12/06/2016 10:00 am EST
After years of deriding the airline industry, Warren Buffett confirmed last week that his holding company, Berkshire Hathaway, has invested nearly $1.3 billion in four big-name domestic carriers, notes Frank Holmes, of US Global Investors, which manages US Global Jets ETF (JETS).
The stake is a dramatic reversal for the 86-year-old investing wizard, who previously called the industry a capital “death trap”.
The thing is, Buffett held these opinions long before airlines began making the fundamental changes that would flip their fortunes from bankruptcy to record profitability.
When Buffett first tried his hand at making money in the aviation industry in 1989, airlines were still struggling in a fiercely competitive marketplace.

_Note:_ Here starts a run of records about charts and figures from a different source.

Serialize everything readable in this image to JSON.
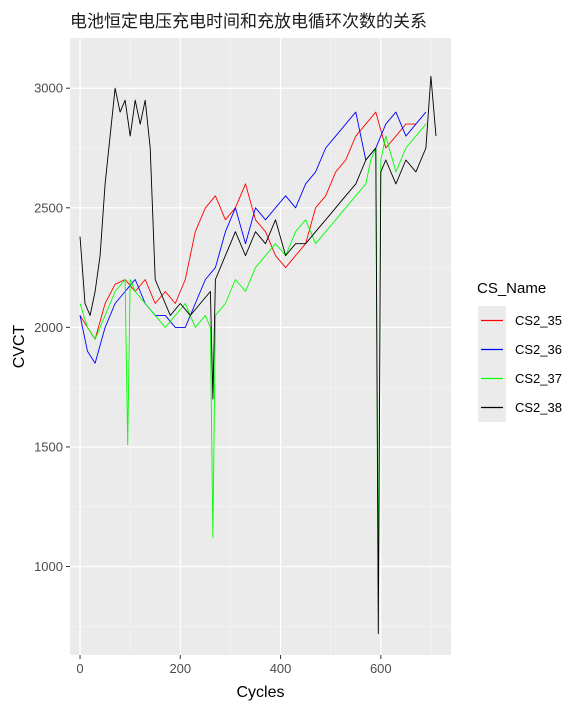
{
  "chart_data": {
    "type": "line",
    "title": "电池恒定电压充电时间和充放电循环次数的关系",
    "xlabel": "Cycles",
    "ylabel": "CVCT",
    "xlim": [
      -20,
      740
    ],
    "ylim": [
      630,
      3210
    ],
    "xticks": [
      0,
      200,
      400,
      600
    ],
    "yticks": [
      1000,
      1500,
      2000,
      2500,
      3000
    ],
    "grid": true,
    "legend": {
      "title": "CS_Name",
      "position": "right"
    },
    "series": [
      {
        "name": "CS2_35",
        "color": "#ff0000",
        "x": [
          0,
          15,
          30,
          50,
          70,
          90,
          110,
          130,
          150,
          170,
          190,
          210,
          230,
          250,
          270,
          290,
          310,
          330,
          350,
          370,
          390,
          410,
          430,
          450,
          470,
          490,
          510,
          530,
          550,
          570,
          590,
          610,
          630,
          650,
          670
        ],
        "y": [
          2050,
          2000,
          1950,
          2100,
          2180,
          2200,
          2150,
          2200,
          2100,
          2150,
          2100,
          2200,
          2400,
          2500,
          2550,
          2450,
          2500,
          2600,
          2450,
          2400,
          2300,
          2250,
          2300,
          2350,
          2500,
          2550,
          2650,
          2700,
          2800,
          2850,
          2900,
          2750,
          2800,
          2850,
          2850
        ]
      },
      {
        "name": "CS2_36",
        "color": "#0000ff",
        "x": [
          0,
          15,
          30,
          50,
          70,
          90,
          110,
          130,
          150,
          170,
          190,
          210,
          230,
          250,
          270,
          290,
          310,
          330,
          350,
          370,
          390,
          410,
          430,
          450,
          470,
          490,
          510,
          530,
          550,
          570,
          590,
          610,
          630,
          650,
          670,
          690
        ],
        "y": [
          2050,
          1900,
          1850,
          2000,
          2100,
          2150,
          2200,
          2100,
          2050,
          2050,
          2000,
          2000,
          2100,
          2200,
          2250,
          2400,
          2500,
          2350,
          2500,
          2450,
          2500,
          2550,
          2500,
          2600,
          2650,
          2750,
          2800,
          2850,
          2900,
          2700,
          2750,
          2850,
          2900,
          2800,
          2850,
          2900
        ]
      },
      {
        "name": "CS2_37",
        "color": "#00ff00",
        "x": [
          0,
          15,
          30,
          50,
          70,
          90,
          95,
          100,
          110,
          130,
          150,
          170,
          190,
          210,
          230,
          250,
          260,
          265,
          270,
          290,
          310,
          330,
          350,
          370,
          390,
          410,
          430,
          450,
          470,
          490,
          510,
          530,
          550,
          570,
          580,
          590,
          595,
          600,
          610,
          630,
          650,
          670,
          690
        ],
        "y": [
          2100,
          2000,
          1950,
          2050,
          2150,
          2200,
          1510,
          2200,
          2150,
          2100,
          2050,
          2000,
          2050,
          2100,
          2000,
          2050,
          2000,
          1120,
          2050,
          2100,
          2200,
          2150,
          2250,
          2300,
          2350,
          2300,
          2400,
          2450,
          2350,
          2400,
          2450,
          2500,
          2550,
          2600,
          2700,
          2750,
          920,
          2700,
          2800,
          2650,
          2750,
          2800,
          2850
        ]
      },
      {
        "name": "CS2_38",
        "color": "#000000",
        "x": [
          0,
          10,
          20,
          30,
          40,
          50,
          60,
          70,
          80,
          90,
          100,
          110,
          120,
          130,
          140,
          150,
          160,
          180,
          200,
          220,
          240,
          260,
          265,
          270,
          290,
          310,
          330,
          350,
          370,
          390,
          410,
          430,
          450,
          470,
          490,
          510,
          530,
          550,
          570,
          590,
          595,
          600,
          610,
          630,
          650,
          670,
          690,
          700,
          710
        ],
        "y": [
          2380,
          2100,
          2050,
          2150,
          2300,
          2600,
          2800,
          3000,
          2900,
          2950,
          2800,
          2950,
          2850,
          2950,
          2750,
          2200,
          2150,
          2050,
          2100,
          2050,
          2100,
          2150,
          1700,
          2200,
          2300,
          2400,
          2300,
          2400,
          2350,
          2450,
          2300,
          2350,
          2350,
          2400,
          2450,
          2500,
          2550,
          2600,
          2700,
          2750,
          720,
          2650,
          2700,
          2600,
          2700,
          2650,
          2750,
          3050,
          2800
        ]
      }
    ]
  }
}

Many carriers called it quits, including President-elect Donald Trump’s Trump Shuttle, which ceased operations in 1992. Others spent years in bankruptcy court.
But following the massive wave of industry consolidation between 2005 and 2010, a new business environment emerged, one characterized by disciplined capacity growth, new sources of revenue, greater efficiency and a commitment to repairing balance sheets.
Buffett also likes airlines now for the same reason he’s long been a fan of railroads—namely, the barriers to entry are extremely high if not entirely impenetrable to new competitors.
As a value investor, he prefers inexpensive stocks, and among industrials, airlines are cheapest of all, based on price-to-earnings and cash flow.
Challenges still remain, of course, but domestic airlines today are profit-making, dividend-paying machines.
In the first nine months of 2016, the top nine U.S. carriers reported combined net income of $18.3 billion. That’s quite an improvement from the $11.2 billion they pocketed for the entire year in 2014.
Over the same nine-month period, airlines returned $11.4 billion to shareholders via stock buybacks ($10.5 billion) and dividends ($912 million), according to industry trade group Airlines for America.
In the near-term and long-term, airlines continue to look very attractive. Air travel demand is rising as incomes grow and the size of the global middle class expands. Much of the demand is being driven by affordable airfare, which is at its lowest in seven years.
The picture looks just as optimistic further down the road. The International Air Transport Association sees global passenger demand nearly doubling over the next 20 years. The group expects 7.2 billion people to fly in 2035, up dramatically from 3.8 billion last year.
Donald Trump will become the first U.S. president who was formerly an airline executive. He also boasts an extensive background in tourism and hospitality. Industry leaders, therefore, hope Trump will prove to be a powerful ally and take their side on several key issues.
U.S. carriers have been pushing Congress for years to reform air traffic control so that the steering wheel is in the hands not of the FAA, but a private, not-for-profit entity.
The industry would also like to see open talks with several state-owned Middle Eastern carriers, whose governments provide tens of billions of dollars in “unfair” subsidies every year.
The airline industry has proven itself resilient time and again, emerging stronger from a decade ago.
For investors, the group is relatively inexpensive and generous with its dividends and stock buybacks. Changes might very well be in the cards, but I remain bullish on airlines, just as Warren Buffett is.